Incidentally, as an urban bus rider, I really feel that analogy.
posted by aws17576 at 10:41 PM on March 14, 2016


My first thought was that this might be some version of Benford's Law, but the authors also seem to have considered that and ruled it out

Strikes me as more likely to be a hot spot type result.
posted by eviemath at 1:24 PM on March 15, 2016


OK, I just realised something that supports my Ulam spiral/quadratic curve theory. Take the forty numbers produced by Euler's formula n2+n+41:
41, 43, 47, 53, 61, 71, 83, 97, 113, 131, 151, 173, 197, 223, 251, 281, 313, 347, 383, 421, 461, 503, 547, 593, 641.

Euler's formula is remarkably good, but as far as we know there are an infinite number of similar formulas. The coefficients aren't random; they're related to the discriminant which in this case is the very special number -163. The final digits of the primes produced by Euler's formula follow a regular pattern: 1, 3, 7, 3, 1, 1, 3, 7, 3, 1 and as you can see 1 never follows 7, 3 never follows 3, and 7 never follows either 1 or 7.

So. Given that many prime numbers have a higher probability to lie on these quadratic curves; given that the curves determine the primes' final digits in a non-random way; and given that the coefficients of these curves are themselves not random, I think it likely that there's a subtle rule governing the repeating pattern of final digits that may be found on these curves and in turn influences the distribution of final digits.
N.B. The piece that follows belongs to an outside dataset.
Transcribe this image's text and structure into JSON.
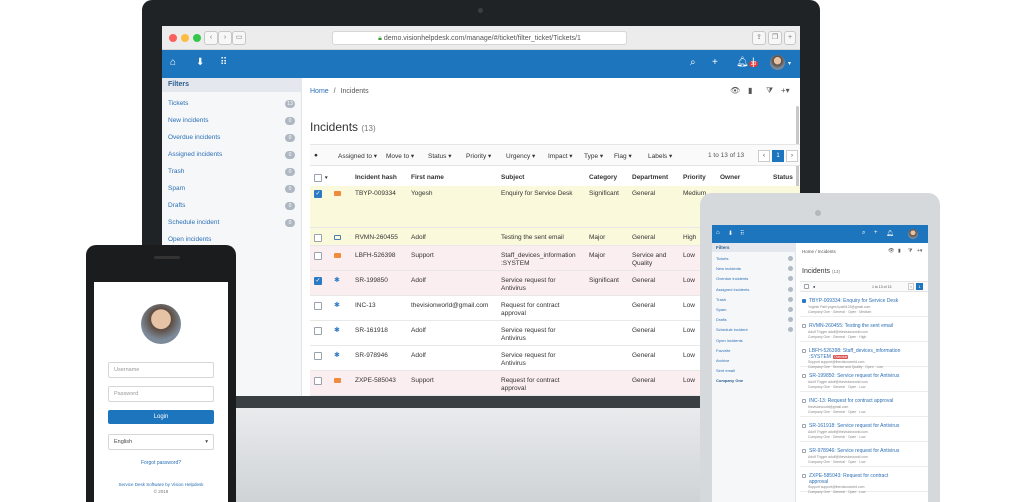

However, it's also possible that this pattern is just a reflection of a higher-order pattern, and that if we went high enough the imbalance would disappear and even reverse itself.
posted by Joe in Australia at 4:41 PM on March 15, 2016


Good and much more detailed explanation by Terence Tao.

(I had no idea there was nonuniformity of the distribution of moduli even for single primes: Chebyshev's bias.)

About Benford's law: that is about the leading digit(s) in a quantity that spans multiple orders of magnitude; this is about the final digit, i.e., the remainder modulo some small number.